Motivation: Das Erkennen von eigenen Potenzialen und das Setzen von persönlichen Zielen kann die Motivation steigern, da Studierende klare Bereiche für Wachstum identifizieren und einen Plan zur Verbesserung ihrer Kompetenzen entwickeln.
 
Fortschrittsmessung: Durch die regelmäßige Anwendung der Technik, beispielsweise zu Beginn und am Ende eines Semesters, können Studierende ihren Fortschritt nachvollziehen, was wertvolle Erfahrungen zur Selbstwirksamkeit mit sich bringt. 
 
Anpassungsfähigkeit: Die Technik kann flexibel zu verschiedenen Zeitpunkten im Studium eingesetzt werden, um Studierende dabei zu unterstützen an persönlichen Entwicklungszielen zu arbeiten.

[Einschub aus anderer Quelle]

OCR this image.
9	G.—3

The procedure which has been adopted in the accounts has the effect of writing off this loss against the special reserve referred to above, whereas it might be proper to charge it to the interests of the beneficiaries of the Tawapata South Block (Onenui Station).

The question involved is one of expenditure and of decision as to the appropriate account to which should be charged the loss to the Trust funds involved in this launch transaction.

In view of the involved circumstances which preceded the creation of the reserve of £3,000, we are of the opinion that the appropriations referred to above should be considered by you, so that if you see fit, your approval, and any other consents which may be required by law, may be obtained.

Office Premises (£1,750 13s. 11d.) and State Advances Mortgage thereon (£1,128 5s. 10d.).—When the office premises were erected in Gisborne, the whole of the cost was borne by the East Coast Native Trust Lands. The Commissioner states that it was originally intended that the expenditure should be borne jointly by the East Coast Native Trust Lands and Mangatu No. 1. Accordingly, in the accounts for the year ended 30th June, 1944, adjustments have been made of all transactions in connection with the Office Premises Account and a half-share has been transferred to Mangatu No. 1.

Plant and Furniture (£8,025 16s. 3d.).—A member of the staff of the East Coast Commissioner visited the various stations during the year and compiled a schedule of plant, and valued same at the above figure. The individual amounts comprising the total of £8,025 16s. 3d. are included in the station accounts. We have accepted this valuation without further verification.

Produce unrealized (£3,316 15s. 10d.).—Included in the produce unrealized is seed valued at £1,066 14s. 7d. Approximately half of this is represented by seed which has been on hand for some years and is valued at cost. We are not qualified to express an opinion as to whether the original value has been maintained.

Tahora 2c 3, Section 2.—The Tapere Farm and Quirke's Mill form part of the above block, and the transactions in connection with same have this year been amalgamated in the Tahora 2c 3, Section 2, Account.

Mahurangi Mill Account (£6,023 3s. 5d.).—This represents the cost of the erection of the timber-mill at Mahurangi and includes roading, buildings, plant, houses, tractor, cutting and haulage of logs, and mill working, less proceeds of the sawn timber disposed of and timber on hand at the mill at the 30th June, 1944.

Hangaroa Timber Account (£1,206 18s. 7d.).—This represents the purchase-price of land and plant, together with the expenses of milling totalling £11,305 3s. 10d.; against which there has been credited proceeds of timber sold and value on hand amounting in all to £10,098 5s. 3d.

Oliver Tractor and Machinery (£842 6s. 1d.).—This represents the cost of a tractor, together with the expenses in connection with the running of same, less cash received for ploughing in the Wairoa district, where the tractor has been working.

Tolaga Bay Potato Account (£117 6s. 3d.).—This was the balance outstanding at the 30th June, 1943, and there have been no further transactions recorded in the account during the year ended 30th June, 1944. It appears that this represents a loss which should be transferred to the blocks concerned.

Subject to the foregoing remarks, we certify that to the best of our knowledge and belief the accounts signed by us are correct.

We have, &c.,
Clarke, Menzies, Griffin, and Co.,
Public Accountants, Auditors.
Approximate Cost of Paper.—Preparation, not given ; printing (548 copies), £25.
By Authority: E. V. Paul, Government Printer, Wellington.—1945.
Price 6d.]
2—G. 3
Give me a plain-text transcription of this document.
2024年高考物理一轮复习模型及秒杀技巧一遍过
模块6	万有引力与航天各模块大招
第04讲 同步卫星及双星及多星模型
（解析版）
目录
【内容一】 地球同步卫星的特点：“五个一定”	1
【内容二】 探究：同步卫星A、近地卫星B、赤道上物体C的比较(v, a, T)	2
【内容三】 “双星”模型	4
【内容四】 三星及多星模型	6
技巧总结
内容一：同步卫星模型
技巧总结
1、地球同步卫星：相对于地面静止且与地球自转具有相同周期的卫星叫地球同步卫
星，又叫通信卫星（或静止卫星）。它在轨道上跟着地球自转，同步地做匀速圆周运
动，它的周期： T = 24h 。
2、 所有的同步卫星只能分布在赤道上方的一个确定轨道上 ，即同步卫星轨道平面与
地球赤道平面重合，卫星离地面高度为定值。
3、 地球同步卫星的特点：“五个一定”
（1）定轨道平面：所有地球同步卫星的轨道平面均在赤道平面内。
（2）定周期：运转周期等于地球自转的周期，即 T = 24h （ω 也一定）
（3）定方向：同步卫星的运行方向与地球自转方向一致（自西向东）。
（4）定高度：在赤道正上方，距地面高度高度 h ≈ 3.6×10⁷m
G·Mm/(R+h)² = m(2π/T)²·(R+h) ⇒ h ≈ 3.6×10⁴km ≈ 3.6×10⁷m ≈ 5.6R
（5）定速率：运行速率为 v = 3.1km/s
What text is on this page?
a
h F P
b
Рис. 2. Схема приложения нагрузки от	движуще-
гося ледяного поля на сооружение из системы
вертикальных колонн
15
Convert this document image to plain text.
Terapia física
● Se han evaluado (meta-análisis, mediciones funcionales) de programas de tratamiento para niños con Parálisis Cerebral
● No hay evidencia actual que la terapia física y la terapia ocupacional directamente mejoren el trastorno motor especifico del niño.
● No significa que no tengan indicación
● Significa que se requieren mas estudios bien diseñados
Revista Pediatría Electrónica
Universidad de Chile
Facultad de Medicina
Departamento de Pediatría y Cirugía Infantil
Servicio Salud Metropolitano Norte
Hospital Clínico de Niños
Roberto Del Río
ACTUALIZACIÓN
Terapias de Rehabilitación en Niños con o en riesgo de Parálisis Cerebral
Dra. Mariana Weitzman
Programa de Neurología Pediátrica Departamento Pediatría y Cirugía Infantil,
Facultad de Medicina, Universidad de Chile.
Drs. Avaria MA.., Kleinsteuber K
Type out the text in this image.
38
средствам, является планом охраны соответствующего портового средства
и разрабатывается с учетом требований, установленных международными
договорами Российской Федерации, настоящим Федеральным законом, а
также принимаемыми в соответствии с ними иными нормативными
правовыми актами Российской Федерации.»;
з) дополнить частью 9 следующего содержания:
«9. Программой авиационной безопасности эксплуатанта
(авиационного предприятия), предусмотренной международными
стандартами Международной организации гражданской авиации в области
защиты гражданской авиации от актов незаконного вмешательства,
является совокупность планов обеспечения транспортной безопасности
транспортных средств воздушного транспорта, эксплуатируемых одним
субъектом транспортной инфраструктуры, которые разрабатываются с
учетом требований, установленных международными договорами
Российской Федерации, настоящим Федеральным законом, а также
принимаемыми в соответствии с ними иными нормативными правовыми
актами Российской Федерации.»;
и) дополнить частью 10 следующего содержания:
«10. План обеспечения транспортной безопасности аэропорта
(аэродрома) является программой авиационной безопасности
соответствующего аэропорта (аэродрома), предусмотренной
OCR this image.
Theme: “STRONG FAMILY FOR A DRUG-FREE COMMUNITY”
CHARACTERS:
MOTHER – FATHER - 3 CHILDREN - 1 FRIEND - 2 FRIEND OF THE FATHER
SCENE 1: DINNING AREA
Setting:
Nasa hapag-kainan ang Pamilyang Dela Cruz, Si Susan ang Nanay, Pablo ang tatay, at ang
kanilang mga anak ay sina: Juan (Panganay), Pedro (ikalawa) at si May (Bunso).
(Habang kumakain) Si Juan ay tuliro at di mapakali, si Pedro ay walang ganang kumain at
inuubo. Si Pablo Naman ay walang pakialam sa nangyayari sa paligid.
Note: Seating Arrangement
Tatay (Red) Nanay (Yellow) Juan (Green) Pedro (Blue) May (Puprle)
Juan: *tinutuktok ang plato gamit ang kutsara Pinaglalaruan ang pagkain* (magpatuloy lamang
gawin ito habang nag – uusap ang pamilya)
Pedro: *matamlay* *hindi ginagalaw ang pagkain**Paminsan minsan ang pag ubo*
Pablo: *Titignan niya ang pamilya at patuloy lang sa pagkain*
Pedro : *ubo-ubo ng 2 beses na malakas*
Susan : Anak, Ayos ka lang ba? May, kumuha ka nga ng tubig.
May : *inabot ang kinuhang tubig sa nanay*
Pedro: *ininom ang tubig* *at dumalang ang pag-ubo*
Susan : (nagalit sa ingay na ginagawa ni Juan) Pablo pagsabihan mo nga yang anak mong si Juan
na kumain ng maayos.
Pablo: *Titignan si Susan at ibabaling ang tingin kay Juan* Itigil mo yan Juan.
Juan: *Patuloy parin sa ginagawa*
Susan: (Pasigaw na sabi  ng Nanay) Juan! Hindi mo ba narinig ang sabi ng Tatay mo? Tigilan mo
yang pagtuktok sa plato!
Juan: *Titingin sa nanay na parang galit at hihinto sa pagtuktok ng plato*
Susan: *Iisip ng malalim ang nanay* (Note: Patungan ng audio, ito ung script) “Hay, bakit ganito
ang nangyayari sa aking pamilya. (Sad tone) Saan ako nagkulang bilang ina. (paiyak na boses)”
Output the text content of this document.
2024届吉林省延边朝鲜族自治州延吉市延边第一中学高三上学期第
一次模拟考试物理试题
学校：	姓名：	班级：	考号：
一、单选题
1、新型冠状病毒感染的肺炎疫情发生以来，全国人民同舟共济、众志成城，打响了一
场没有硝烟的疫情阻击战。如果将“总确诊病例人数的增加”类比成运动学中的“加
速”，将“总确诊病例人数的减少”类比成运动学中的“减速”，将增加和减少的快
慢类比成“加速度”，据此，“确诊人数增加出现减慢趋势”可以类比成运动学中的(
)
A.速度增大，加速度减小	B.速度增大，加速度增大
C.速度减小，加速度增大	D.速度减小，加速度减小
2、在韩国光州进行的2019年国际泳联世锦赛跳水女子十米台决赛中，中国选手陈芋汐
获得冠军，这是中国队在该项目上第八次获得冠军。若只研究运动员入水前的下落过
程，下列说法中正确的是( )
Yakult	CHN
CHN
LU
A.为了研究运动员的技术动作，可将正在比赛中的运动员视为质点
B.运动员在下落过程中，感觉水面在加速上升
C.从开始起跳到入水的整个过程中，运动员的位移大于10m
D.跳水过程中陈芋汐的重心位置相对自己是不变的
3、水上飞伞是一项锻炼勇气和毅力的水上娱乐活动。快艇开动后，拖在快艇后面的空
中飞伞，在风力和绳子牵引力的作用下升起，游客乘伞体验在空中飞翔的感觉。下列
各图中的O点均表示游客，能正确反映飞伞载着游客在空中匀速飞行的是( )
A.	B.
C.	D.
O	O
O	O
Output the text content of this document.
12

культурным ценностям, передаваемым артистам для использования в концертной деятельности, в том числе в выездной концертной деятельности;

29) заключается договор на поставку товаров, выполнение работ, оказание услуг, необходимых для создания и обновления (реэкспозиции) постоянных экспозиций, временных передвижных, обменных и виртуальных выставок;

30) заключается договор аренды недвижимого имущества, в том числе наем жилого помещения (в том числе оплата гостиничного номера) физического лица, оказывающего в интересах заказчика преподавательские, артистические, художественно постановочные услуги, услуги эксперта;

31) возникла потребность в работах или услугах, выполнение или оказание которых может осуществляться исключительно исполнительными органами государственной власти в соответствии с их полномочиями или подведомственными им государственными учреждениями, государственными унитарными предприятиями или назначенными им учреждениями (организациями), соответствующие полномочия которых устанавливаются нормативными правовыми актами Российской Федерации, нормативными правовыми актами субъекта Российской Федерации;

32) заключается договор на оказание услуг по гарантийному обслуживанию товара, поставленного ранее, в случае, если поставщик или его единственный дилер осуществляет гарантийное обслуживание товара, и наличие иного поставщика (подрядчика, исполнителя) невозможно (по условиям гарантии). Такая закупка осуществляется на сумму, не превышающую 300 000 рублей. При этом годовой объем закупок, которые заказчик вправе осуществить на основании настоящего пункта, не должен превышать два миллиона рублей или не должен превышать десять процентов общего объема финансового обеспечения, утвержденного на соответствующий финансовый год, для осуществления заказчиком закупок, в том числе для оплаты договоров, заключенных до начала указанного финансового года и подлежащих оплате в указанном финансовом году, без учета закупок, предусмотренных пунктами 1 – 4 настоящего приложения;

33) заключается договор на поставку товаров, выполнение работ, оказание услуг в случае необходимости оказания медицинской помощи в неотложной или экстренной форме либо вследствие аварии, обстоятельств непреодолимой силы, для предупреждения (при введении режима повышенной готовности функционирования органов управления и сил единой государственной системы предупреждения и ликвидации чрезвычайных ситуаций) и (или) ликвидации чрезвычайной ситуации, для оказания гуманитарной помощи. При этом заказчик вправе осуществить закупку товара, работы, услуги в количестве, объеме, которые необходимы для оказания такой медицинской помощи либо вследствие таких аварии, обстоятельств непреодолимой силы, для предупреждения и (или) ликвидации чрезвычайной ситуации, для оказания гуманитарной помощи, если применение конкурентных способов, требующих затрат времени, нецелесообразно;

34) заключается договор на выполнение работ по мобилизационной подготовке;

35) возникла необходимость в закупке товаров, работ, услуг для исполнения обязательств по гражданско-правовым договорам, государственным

Zudem können die Kategorien bei Bedarf von Lehrenden angepasst werden, so dass andere Reflexionsschwerpunkte gesetzt werden können. 

Methodensammlung

Die Methode 5 x Warum kann dabei helfen, ein tieferes Verständnis für ein Problem zu entwickeln. Entwickelt wurde sie ursprünglich vom japanischen Erfinder und Gründer von Toyota Industries, Tojoda Sakichi. Dabei wird die Frage „Warum?“ bezogen auf ein Problem solange gestellt, bis keine Antworten mehr kommen. Die Methode wird in der Regel in einer Gruppe (idealerweise bis 6 Personen) angewendet, kann aber auch allein durchgeführt werden.

(empfohlene Kategorien: Haltung, Offenheit, Resilienz)

Die 6W-Fragen-Methode ist eine Technik zur strukturierten Informationssammlung und Problemanalyse. Sie kann alleine oder in der Gruppe (idealerweise bis 6 Personen) angewendet werden. Sie besteht darin, durch gezielte Fragen die wesentlichen Aspekte eines Themas oder Problems systematisch zu erfassen. Die 6W stehen für: Wer? Was? Wann? Wo? Warum? Wie? Diese Fragen helfen, komplexe Sachverhalte klar zu erfassen und fundierte Entscheidungen zu treffen.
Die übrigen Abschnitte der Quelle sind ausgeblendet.